Torna – The Golden Country is a prequel to Xenoblade Chronicles 2 that can be considered standalone, but I still wouldn’t recommend playing it before you play the main game. It takes place 500 years prior to the main game and features many of the characters from it, too. It gives a lot of context to some of the moments from the main story that aren’t too clear and even sheds some more light on characters as well as their motivations for various things. You play as Lora and Jin initially before slowly meeting up with the rest of the cast that has certain blades from the main game you will know very well.
Combat is one of the biggest areas where improvements have been made. Instead of just having you control a driver and have your blade do support, you can now switch between controlling either – albeit with a cooldown. Each character has skills for when supporting as well as when they are being directly controlled. Switching itself also has a skill which is useful for combos. Outside of the switching skill, there is also a new Talent skill that lets you control another aspect of combat and battles. I know the Xenoblade games always look daunting when it comes to combat, but putting a bit of effort into them will get you addicted to the combat. I enjoyed Xenoblade Chronicles 2 so much that I’ve started trying to solo some of the harder enemies and seeing how far I can push things at level cap. If you thought the combat system in the main game was overwhelming, things aren’t much different here but the addition to the quality of life and accessibility options will definitely help you get into things better.

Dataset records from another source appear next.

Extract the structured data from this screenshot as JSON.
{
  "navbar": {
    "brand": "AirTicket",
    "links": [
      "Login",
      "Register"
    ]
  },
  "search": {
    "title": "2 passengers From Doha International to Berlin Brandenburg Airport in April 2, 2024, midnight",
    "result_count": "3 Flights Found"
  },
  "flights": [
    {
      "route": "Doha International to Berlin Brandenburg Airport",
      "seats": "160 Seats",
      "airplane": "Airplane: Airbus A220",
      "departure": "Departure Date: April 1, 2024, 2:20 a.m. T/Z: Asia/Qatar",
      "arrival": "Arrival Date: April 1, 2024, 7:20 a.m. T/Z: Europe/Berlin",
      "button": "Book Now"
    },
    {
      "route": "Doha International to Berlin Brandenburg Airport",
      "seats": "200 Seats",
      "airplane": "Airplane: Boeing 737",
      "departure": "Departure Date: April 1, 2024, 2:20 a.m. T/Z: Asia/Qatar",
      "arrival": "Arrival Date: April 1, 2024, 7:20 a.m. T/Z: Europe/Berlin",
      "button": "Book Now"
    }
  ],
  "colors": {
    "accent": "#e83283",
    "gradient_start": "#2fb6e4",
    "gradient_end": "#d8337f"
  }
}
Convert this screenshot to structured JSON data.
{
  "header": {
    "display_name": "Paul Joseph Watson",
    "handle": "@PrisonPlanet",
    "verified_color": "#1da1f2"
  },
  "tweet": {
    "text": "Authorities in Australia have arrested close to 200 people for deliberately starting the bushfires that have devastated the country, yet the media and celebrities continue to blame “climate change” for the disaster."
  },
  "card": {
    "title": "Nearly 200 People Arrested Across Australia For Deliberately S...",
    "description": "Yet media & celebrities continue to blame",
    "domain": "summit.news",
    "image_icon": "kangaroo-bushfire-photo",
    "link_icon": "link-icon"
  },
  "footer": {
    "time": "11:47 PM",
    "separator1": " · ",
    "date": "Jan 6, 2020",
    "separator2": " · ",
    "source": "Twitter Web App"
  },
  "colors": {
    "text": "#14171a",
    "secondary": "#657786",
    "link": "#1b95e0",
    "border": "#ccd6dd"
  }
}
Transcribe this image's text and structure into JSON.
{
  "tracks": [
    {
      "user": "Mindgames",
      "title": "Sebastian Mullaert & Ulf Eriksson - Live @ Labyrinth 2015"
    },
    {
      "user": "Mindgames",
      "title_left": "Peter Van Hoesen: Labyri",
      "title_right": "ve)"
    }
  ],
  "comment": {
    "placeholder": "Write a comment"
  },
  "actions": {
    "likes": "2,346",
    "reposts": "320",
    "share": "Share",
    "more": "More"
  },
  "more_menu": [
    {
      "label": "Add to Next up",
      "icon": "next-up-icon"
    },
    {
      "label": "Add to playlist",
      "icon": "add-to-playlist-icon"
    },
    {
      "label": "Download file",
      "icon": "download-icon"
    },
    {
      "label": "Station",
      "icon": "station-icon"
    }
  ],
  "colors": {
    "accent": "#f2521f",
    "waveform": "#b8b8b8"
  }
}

Camping is another new addition. There are camp areas spread across the various locations. You can use them like an inn from the main game where you can use your banked experience and even craft various pouch items or key items that will help you. There’s also a party chat like system which you should check often for some nice dialogue. All the additions to Torna make it a much better game than Xenoblade Chronicles 2 was when initially released, for sure.
There are two big improvements Torna offers to the core Xenoblade Chronicles 2 initial experience. If you’ve always been annoyed by enemies feeling like damage sponges or being overwhelmed by enemies going aggro on you, you can fix these things. The new difficulty and game options menu lets you disable enemy aggro completely (not counting boss, quest, and special enemies) and play on a lower difficulty. This feature is a game changer and it allows you to explore higher level areas without any worries. You can change these options on the fly and it is great that the developers added this, because this level of accessibility is always welcome.

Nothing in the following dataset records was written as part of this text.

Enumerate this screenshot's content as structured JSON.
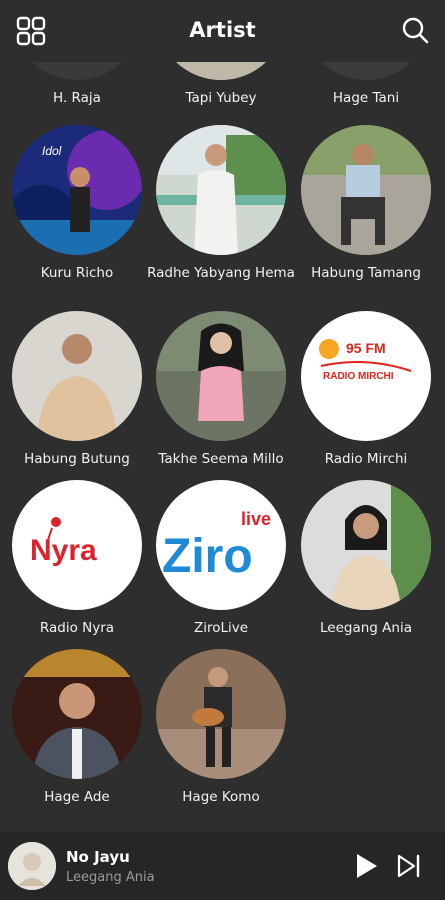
{
  "header": {
    "title": "Artist",
    "menu_icon": "grid-icon",
    "search_icon": "search-icon"
  },
  "artists": [
    {
      "name": "H. Raja"
    },
    {
      "name": "Tapi Yubey"
    },
    {
      "name": "Hage Tani"
    },
    {
      "name": "Kuru Richo"
    },
    {
      "name": "Radhe Yabyang Hema"
    },
    {
      "name": "Habung Tamang"
    },
    {
      "name": "Habung Butung"
    },
    {
      "name": "Takhe Seema Millo"
    },
    {
      "name": "Radio Mirchi",
      "logo_text": "95 FM",
      "logo_sub": "RADIO MIRCHI"
    },
    {
      "name": "Radio Nyra",
      "logo_text": "Nyra"
    },
    {
      "name": "ZiroLive",
      "logo_text": "Ziro",
      "logo_sub": "live"
    },
    {
      "name": "Leegang Ania"
    },
    {
      "name": "Hage Ade"
    },
    {
      "name": "Hage Komo"
    }
  ],
  "player": {
    "song": "No Jayu",
    "artist": "Leegang Ania",
    "play_icon": "play-icon",
    "next_icon": "skip-next-icon"
  },
  "colors": {
    "background": "#2e2e2e",
    "player_background": "#262626",
    "text": "#ffffff",
    "muted": "#9a9a9a"
  }
}
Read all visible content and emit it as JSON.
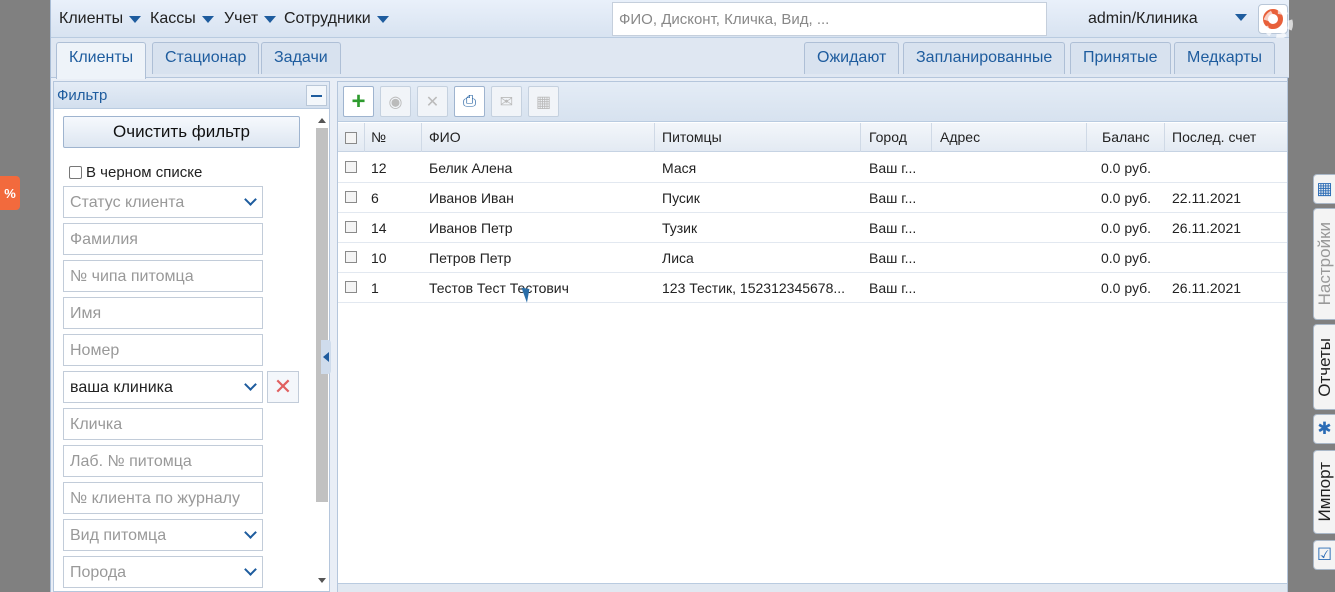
{
  "menu": {
    "items": [
      {
        "label": "Клиенты"
      },
      {
        "label": "Кассы"
      },
      {
        "label": "Учет"
      },
      {
        "label": "Сотрудники"
      }
    ],
    "search_placeholder": "ФИО, Дисконт, Кличка, Вид, ...",
    "user": "admin/Клиника"
  },
  "tabs_left": [
    {
      "label": "Клиенты"
    },
    {
      "label": "Стационар"
    },
    {
      "label": "Задачи"
    }
  ],
  "tabs_right": [
    {
      "label": "Ожидают"
    },
    {
      "label": "Запланированные"
    },
    {
      "label": "Принятые"
    },
    {
      "label": "Медкарты"
    }
  ],
  "filter": {
    "title": "Фильтр",
    "clear_label": "Очистить фильтр",
    "blacklist_label": "В черном списке",
    "fields": [
      {
        "placeholder": "Статус клиента",
        "dropdown": true
      },
      {
        "placeholder": "Фамилия"
      },
      {
        "placeholder": "№ чипа питомца"
      },
      {
        "placeholder": "Имя"
      },
      {
        "placeholder": "Номер"
      },
      {
        "value": "ваша клиника",
        "dropdown": true
      },
      {
        "placeholder": "Кличка"
      },
      {
        "placeholder": "Лаб. № питомца"
      },
      {
        "placeholder": "№ клиента по журналу"
      },
      {
        "placeholder": "Вид питомца",
        "dropdown": true
      },
      {
        "placeholder": "Порода",
        "dropdown": true
      }
    ]
  },
  "table": {
    "columns": [
      "№",
      "ФИО",
      "Питомцы",
      "Город",
      "Адрес",
      "Баланс",
      "Послед. счет"
    ],
    "rows": [
      {
        "num": "12",
        "name": "Белик Алена",
        "pets": "Мася",
        "city": "Ваш г...",
        "address": "",
        "balance": "0.0 руб.",
        "last": ""
      },
      {
        "num": "6",
        "name": "Иванов Иван",
        "pets": "Пусик",
        "city": "Ваш г...",
        "address": "",
        "balance": "0.0 руб.",
        "last": "22.11.2021"
      },
      {
        "num": "14",
        "name": "Иванов Петр",
        "pets": "Тузик",
        "city": "Ваш г...",
        "address": "",
        "balance": "0.0 руб.",
        "last": "26.11.2021"
      },
      {
        "num": "10",
        "name": "Петров Петр",
        "pets": "Лиса",
        "city": "Ваш г...",
        "address": "",
        "balance": "0.0 руб.",
        "last": ""
      },
      {
        "num": "1",
        "name": "Тестов Тест Тестович",
        "pets": "123 Тестик, 152312345678...",
        "city": "Ваш г...",
        "address": "",
        "balance": "0.0 руб.",
        "last": "26.11.2021"
      }
    ]
  },
  "side_tabs": [
    "Настройки",
    "Отчеты",
    "Импорт"
  ],
  "colors": {
    "accent": "#1e5c9e",
    "add": "#2e9b2e",
    "danger": "#e06060",
    "discount_tab": "#f26a3d"
  }
}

Since the base game got a ton of patches and none of them fixed any of the big visual issues, I wasn’t expecting wonders from this expansion either. While I’ve always loved the character designs (Lora is about a million times better designed than Rex) and the gorgeous environments, Torna still has the texture loading issue when you fast travel or load a save. It still looks bad in handheld mode, and has frame rate drops in some busy combat sections. I wish they’d tone back some of the effects or take longer to load so players don’t see a flat and empty area load in before the characters and textures load on booting up a save. Video recording still isn’t available, either, which is a shame.
Xenoblade Chronicles 2 has one of my favourite soundtracks of all time and I can’t believe Yasunori Mitsuda and the team behind the music here have somehow gone above and beyond that. The battle theme is fantastic and the new takes on previous themes are excellent. Voice acting is very well done but you will still get annoyed by the same repetitive dialogue when collecting materials or opening a treasure chest.
With so many fantastic improvements and accessibility options from the get go, it’s a shame that the “Community” mechanic almost ruins a lot of the game. Here, you are trying to help other people so they join in supporting you. Helping out (doing side-quests) more people will raise your Community Level and, while this is an interesting mechanic to have for people who want to do extra content, having main story content locked behind doing some really boring side-quests is a bad idea.
Torna – The Golden Country is better than the main game in a lot of ways thanks to it having all the quality of life enhancements right from the get go and having a better, more dynamic combat system. The Community aspect holds it back quite a bit from being an easy recommendation to newcomers to the genre and franchise. As an expansion, it is borderline perfect until the side-quest gating. Torna is still an essential JRPG to play on the Switch but it is disappointing seeing it be held back from true greatness by such a strange design decision. Having played both the base game and now the expansion, I have no hesitation in saying Xenoblade Chronicles 2 as a whole is easily one of the best JRPGs in years.